Heterogeneity in astrocytic gene expression response between AD cases iPSC-astrocytes were treated for 7 days with 35 ng/mL of tau in sarkosyl-insoluble fractions of AD cases (AD1–6) and equivalent volumes of control brains (Ctr1-3) and compared individually to untreated astrocytes after bulk RNA-sequencing. (A) Total number of up- (red) and down- (blue) regulated DEGs in astrocytes exposed to samples from individual AD and control cases, compared to untreated cells. (B) Hierarchical clustered heatmap showing all significant genes (p < 0.05) for astrocytes treated with each case compared to untreated. (C) Weighted correlation network analysis (WGCNA) heatmap depicting modules with most consistent expression changes across technical repeats, compared to untreated astrocytes.

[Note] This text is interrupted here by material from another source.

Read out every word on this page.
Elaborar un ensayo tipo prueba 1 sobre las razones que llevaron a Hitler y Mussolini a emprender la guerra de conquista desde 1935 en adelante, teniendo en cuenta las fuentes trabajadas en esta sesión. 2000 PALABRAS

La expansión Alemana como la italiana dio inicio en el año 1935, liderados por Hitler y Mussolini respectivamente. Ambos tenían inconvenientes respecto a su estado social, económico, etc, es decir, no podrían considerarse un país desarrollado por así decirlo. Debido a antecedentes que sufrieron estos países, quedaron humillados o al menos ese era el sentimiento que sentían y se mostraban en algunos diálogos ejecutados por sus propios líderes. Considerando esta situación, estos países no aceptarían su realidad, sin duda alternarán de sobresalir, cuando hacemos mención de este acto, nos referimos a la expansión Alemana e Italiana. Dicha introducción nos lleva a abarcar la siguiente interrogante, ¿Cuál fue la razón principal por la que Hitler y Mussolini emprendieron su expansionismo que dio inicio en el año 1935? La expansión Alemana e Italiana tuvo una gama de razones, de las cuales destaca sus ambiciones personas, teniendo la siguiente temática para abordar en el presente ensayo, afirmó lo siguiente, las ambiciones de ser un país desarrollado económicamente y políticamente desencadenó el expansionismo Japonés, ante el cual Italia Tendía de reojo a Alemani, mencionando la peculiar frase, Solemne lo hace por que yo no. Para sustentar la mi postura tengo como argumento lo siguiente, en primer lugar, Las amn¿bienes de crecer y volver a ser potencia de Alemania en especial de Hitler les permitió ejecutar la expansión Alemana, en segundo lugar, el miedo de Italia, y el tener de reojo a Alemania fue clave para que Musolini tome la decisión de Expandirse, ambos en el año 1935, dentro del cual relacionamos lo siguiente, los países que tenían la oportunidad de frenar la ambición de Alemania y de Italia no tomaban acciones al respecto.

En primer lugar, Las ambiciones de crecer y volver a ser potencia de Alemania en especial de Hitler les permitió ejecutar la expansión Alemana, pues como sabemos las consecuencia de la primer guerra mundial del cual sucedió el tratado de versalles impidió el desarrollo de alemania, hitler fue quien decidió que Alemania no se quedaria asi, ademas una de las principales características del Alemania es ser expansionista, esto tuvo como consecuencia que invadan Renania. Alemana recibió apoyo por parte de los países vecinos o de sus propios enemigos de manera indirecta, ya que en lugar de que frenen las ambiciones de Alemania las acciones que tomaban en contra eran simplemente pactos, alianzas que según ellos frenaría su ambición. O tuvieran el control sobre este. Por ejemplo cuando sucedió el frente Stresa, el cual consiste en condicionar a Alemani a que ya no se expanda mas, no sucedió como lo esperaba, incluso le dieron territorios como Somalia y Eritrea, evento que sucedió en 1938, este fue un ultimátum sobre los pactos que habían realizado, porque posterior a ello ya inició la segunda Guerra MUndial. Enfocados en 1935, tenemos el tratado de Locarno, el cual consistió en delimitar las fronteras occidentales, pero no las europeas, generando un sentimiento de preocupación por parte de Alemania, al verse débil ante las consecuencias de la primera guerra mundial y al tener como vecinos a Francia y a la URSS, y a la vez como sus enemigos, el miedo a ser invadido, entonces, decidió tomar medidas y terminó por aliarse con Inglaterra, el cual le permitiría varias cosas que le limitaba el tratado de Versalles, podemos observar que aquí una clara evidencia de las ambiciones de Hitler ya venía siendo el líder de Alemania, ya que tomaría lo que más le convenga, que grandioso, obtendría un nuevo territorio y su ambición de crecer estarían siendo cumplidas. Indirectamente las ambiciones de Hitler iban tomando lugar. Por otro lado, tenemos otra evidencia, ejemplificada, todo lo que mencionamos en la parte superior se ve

The strength of gene expression for each module is represented by its eigengene value representing trend of upregulation (red) or downregulation (blue) of gene in that module compared to untreated astrocytes. Each module displays a mean of 3 technical repeats ±SD. (D) Highest expressed genes for each module from (C) depicted in network diagrams.